Oct 3, 2012

Lake Komani, 28 September 2012

Our little Danish group (Kurt,Birthe, Allan and I) and our guide, Naim Selimaj, gathered at 5 in the morning to take the minibus to Komani where the waterbus on the Komani lake starts. Lake Komani was created in the 1970s—the by-product of a massive hydroelectric project. The narrow, twisting and turning body of water is edged by sheer cliffs that have been there for thousands of years. Travelers compare this part of the world to Norway and its fjords. The two-hour ride on the car ferry is one the nature highlights of Albania.
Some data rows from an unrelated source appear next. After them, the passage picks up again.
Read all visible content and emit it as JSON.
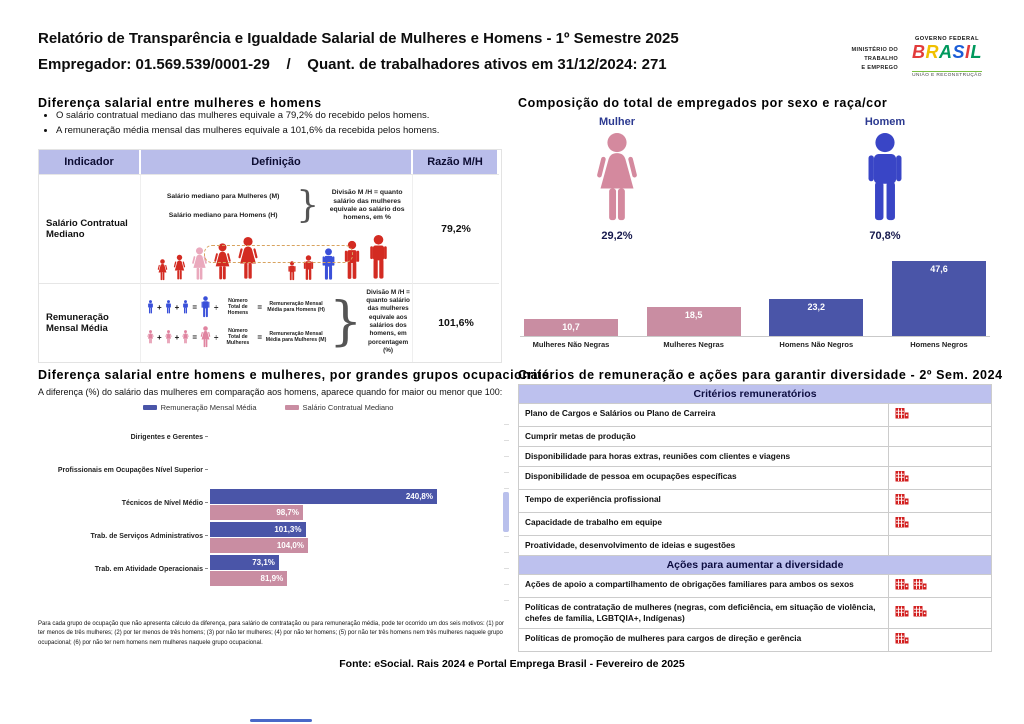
{
  "page": {
    "title_line1": "Relatório de Transparência e Igualdade Salarial de Mulheres e Homens - 1º Semestre 2025",
    "title_line2": "Empregador: 01.569.539/0001-29    /    Quant. de trabalhadores ativos em 31/12/2024: 271",
    "footer": "Fonte: eSocial. Rais 2024 e Portal Emprega Brasil - Fevereiro de 2025"
  },
  "logos": {
    "ministry_lines": [
      "MINISTÉRIO DO",
      "TRABALHO",
      "E EMPREGO"
    ],
    "gov_top": "GOVERNO FEDERAL",
    "gov_brand": "BRASIL",
    "gov_brand_colors": [
      "#e23b3b",
      "#f0c000",
      "#00995d",
      "#1b5dd7",
      "#e23b3b",
      "#00995d"
    ],
    "gov_bottom": "UNIÃO E RECONSTRUÇÃO"
  },
  "salary_diff": {
    "title": "Diferença salarial entre mulheres e homens",
    "bullet1": "O salário contratual mediano das mulheres equivale a 79,2% do recebido pelos homens.",
    "bullet2": "A remuneração média mensal das mulheres equivale a 101,6% da recebida pelos homens.",
    "col_indicator": "Indicador",
    "col_definition": "Definição",
    "col_ratio": "Razão M/H",
    "row1": {
      "indicator": "Salário Contratual Mediano",
      "women_label": "Salário mediano para Mulheres (M)",
      "men_label": "Salário mediano para Homens (H)",
      "note": "Divisão M /H = quanto salário das mulheres equivale ao salário dos homens, em %",
      "ratio": "79,2%"
    },
    "row2": {
      "indicator": "Remuneração Mensal Média",
      "plus": "+",
      "equals": "=",
      "divide": "÷",
      "men_divisor": "Número Total de Homens",
      "men_result": "Remuneração Mensal Média para Homens (H)",
      "women_divisor": "Número Total de Mulheres",
      "women_result": "Remuneração Mensal Média para Mulheres (M)",
      "note": "Divisão M /H = quanto salário das mulheres equivale aos salários dos homens, em porcentagem (%)",
      "ratio": "101,6%"
    }
  },
  "composition": {
    "title": "Composição do total de empregados por sexo e raça/cor",
    "female_label": "Mulher",
    "female_pct": "29,2%",
    "male_label": "Homem",
    "male_pct": "70,8%"
  },
  "occupational": {
    "title": "Diferença salarial entre homens e mulheres, por grandes grupos ocupacionais",
    "subtitle": "A diferença (%) do salário das mulheres em comparação aos homens, aparece quando for maior ou menor que 100:",
    "footnote": "Para cada grupo de ocupação que não apresenta cálculo da diferença, para salário de contratação ou para remuneração média, pode ter ocorrido um dos seis motivos: (1) por ter menos de três mulheres; (2) por ter menos de três homens; (3) por não ter mulheres; (4) por não ter homens; (5) por não ter três homens nem três mulheres naquele grupo ocupacional; (6) por não ter nem homens nem mulheres naquele grupo ocupacional."
  },
  "criteria": {
    "title": "Critérios de remuneração e ações para garantir diversidade - 2º Sem. 2024",
    "sections": [
      {
        "band": "Critérios remuneratórios",
        "rows": [
          {
            "text": "Plano de Cargos e Salários ou Plano de Carreira",
            "icons": 1
          },
          {
            "text": "Cumprir metas de produção",
            "icons": 0
          },
          {
            "text": "Disponibilidade para horas extras, reuniões com clientes e viagens",
            "icons": 0
          },
          {
            "text": "Disponibilidade de pessoa em ocupações específicas",
            "icons": 1
          },
          {
            "text": "Tempo de experiência profissional",
            "icons": 1
          },
          {
            "text": "Capacidade de trabalho em equipe",
            "icons": 1
          },
          {
            "text": "Proatividade, desenvolvimento de ideias e sugestões",
            "icons": 0
          }
        ]
      },
      {
        "band": "Ações para aumentar a diversidade",
        "rows": [
          {
            "text": "Ações de apoio a compartilhamento de obrigações familiares para ambos os sexos",
            "icons": 2
          },
          {
            "text": "Políticas de contratação de mulheres (negras, com deficiência, em situação de violência, chefes de família, LGBTQIA+, Indígenas)",
            "icons": 2
          },
          {
            "text": "Políticas de promoção de mulheres para cargos de direção e gerência",
            "icons": 1
          }
        ]
      }
    ]
  },
  "chart_data": [
    {
      "id": "composition_by_sex_race",
      "type": "bar",
      "title": "Composição do total de empregados por sexo e raça/cor",
      "categories": [
        "Mulheres Não Negras",
        "Mulheres Negras",
        "Homens Não Negros",
        "Homens Negros"
      ],
      "values": [
        10.7,
        18.5,
        23.2,
        47.6
      ],
      "value_labels": [
        "10,7",
        "18,5",
        "23,2",
        "47,6"
      ],
      "bar_colors": [
        "#c98da2",
        "#c98da2",
        "#4a55a8",
        "#4a55a8"
      ],
      "ylim": [
        0,
        50
      ],
      "grid": false,
      "summary": {
        "Mulher": 29.2,
        "Homem": 70.8
      }
    },
    {
      "id": "salary_gap_by_occupation",
      "type": "bar",
      "orientation": "horizontal",
      "title": "Diferença salarial entre homens e mulheres, por grandes grupos ocupacionais",
      "categories": [
        "Dirigentes e Gerentes",
        "Profissionais em Ocupações Nível Superior",
        "Técnicos de Nível Médio",
        "Trab. de Serviços Administrativos",
        "Trab. em Atividade Operacionais"
      ],
      "series": [
        {
          "name": "Remuneração Mensal Média",
          "color": "#4a55a8",
          "values": [
            null,
            null,
            240.8,
            101.3,
            73.1
          ],
          "value_labels": [
            null,
            null,
            "240,8%",
            "101,3%",
            "73,1%"
          ]
        },
        {
          "name": "Salário Contratual Mediano",
          "color": "#c98da2",
          "values": [
            null,
            null,
            98.7,
            104.0,
            81.9
          ],
          "value_labels": [
            null,
            null,
            "98,7%",
            "104,0%",
            "81,9%"
          ]
        }
      ],
      "xlim": [
        0,
        250
      ],
      "legend_position": "top",
      "grid": false
    }
  ]
}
Pig or pit stop, two nice pigs next to the café where we had a coffee stop on the way
The Lake Koman bus-ferry
Passenger with a sack of apples leaving the ferry
Another passenger
Lake Koman taxi
Albanian family on board the water taxi
The minibus type
Our waterbus: Dragoba. Some clever locals had taken a public bus and built a ship's hull around it. This is the local waterbus service that that ply the long, sinuous waters of Lake Komani
Waterbus passengers – it is our guide to the left
Two Albanian boys
The scenery
Where there is some arable land there are also houses
We passed many impressive haystacks
Lake Komani is a dammed lake, running some forty kilometres through the heart of the Dinaric alps.
Ferrybus-stop: The people living on the shores of the lake, almost totally cut off from the world around them, rely on boats to get anywhere and on the ferry to bring them any supplies or mail.